Francis Butler Leigh ran her plantation on St. Simon's Island off the coast of Georgia on her own. However, she was scheduled to leave for Europe to meet with her husband, and the plantation would have to continue its day-to-day activities without her supervision. Leigh wrote in her diary that she worried about leaving the place entirely in charge of the negro captains, even though her slaves were recognized within her community as well behaved. However, to her surprise, the workers approached her and begged that [she] would leave some one over them in [her] place when [she] left. They pleaded, Missus, we must have a white men to back us when you are gone; de people not mind what we say.
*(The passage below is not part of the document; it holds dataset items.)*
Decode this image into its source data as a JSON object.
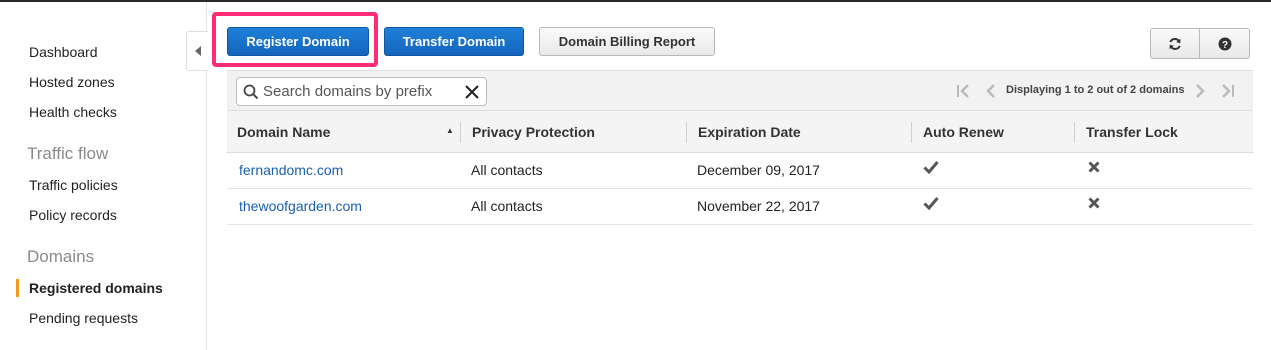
{
  "sidebar": {
    "items": [
      {
        "label": "Dashboard"
      },
      {
        "label": "Hosted zones"
      },
      {
        "label": "Health checks"
      }
    ],
    "traffic_flow": {
      "title": "Traffic flow",
      "items": [
        {
          "label": "Traffic policies"
        },
        {
          "label": "Policy records"
        }
      ]
    },
    "domains": {
      "title": "Domains",
      "items": [
        {
          "label": "Registered domains",
          "active": true
        },
        {
          "label": "Pending requests"
        }
      ]
    },
    "collapse_icon": "triangle-left-icon"
  },
  "toolbar": {
    "register_label": "Register Domain",
    "transfer_label": "Transfer Domain",
    "billing_label": "Domain Billing Report",
    "refresh_icon": "refresh-icon",
    "help_icon": "help-icon"
  },
  "search": {
    "placeholder": "Search domains by prefix",
    "value": ""
  },
  "pager": {
    "text": "Displaying 1 to 2 out of 2 domains"
  },
  "table": {
    "columns": [
      "Domain Name",
      "Privacy Protection",
      "Expiration Date",
      "Auto Renew",
      "Transfer Lock"
    ],
    "sort_indicator": "▲",
    "rows": [
      {
        "domain": "fernandomc.com",
        "privacy": "All contacts",
        "expiration": "December 09, 2017",
        "auto_renew": true,
        "transfer_lock": false
      },
      {
        "domain": "thewoofgarden.com",
        "privacy": "All contacts",
        "expiration": "November 22, 2017",
        "auto_renew": true,
        "transfer_lock": false
      }
    ]
  },
  "colors": {
    "primary": "#1565bd",
    "highlight": "#ff2d78",
    "active_marker": "#f29a1f",
    "link": "#1a5fb4"
  }
}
To her great relief, Leigh was able to employ a white overseer to manage the black laborers in her absence. He was a man recommended to her by trusted neighbors. Later in her diary she wrote that neighbors spoke of how well kept her plantation was and how orderly the black workers were compared to others.

Not only was Leigh nervous about leaving the plantation without a white overseer, but the black workers themselves were as well. They insisted on having a white manager to increase the legitimacy of their place above the other black laborers. Perhaps having a white overseer acknowledge the black captains' positions within the hierarchy on the plantation increased the respect they were shown by their fellow hired-hands. Later in her diary, Leigh wrote that there existed two vital characteristics that a successful overseer must possess: he must be southern, and a gentleman. She surmised that only Southerners were capable of understanding blacks and their peculiarities. Northerners, no matter how hard they tried, would never be able to understand their characters. Northerners had not lived their entire lives alongside the blacks; they had not experienced the trials and tribulations of every day life that influence people's development. Southerners had grown up with blacks who they considered a part of the family. Additionally, class was extremely important. Leigh observed that it was useless to put a person holding an inferior social position over them, because the laborers were highly conscientious of class dynamics. Having been at the bottom of the social hierarchy for so long, African Americans recognized that emancipation had opened up the opportunity for social advancement. Through hard work they could gradually move up in society. In the fields, though, they were less likely to work hard if their overseer was not of a higher class. They did not consider him worthy of their deference or respect. It was not enough that the overseer be white; he must be of a distinguished character. The dynamics of the relationship between the hired black laborers and their white employer represent a post-war South that seemed to replicate antebellum social practices. And yet, the importance of class hints at a growing indication that blacks were aware of their status as freedmen. They understood that their place in the social hierarchy was no longer permanently stagnant.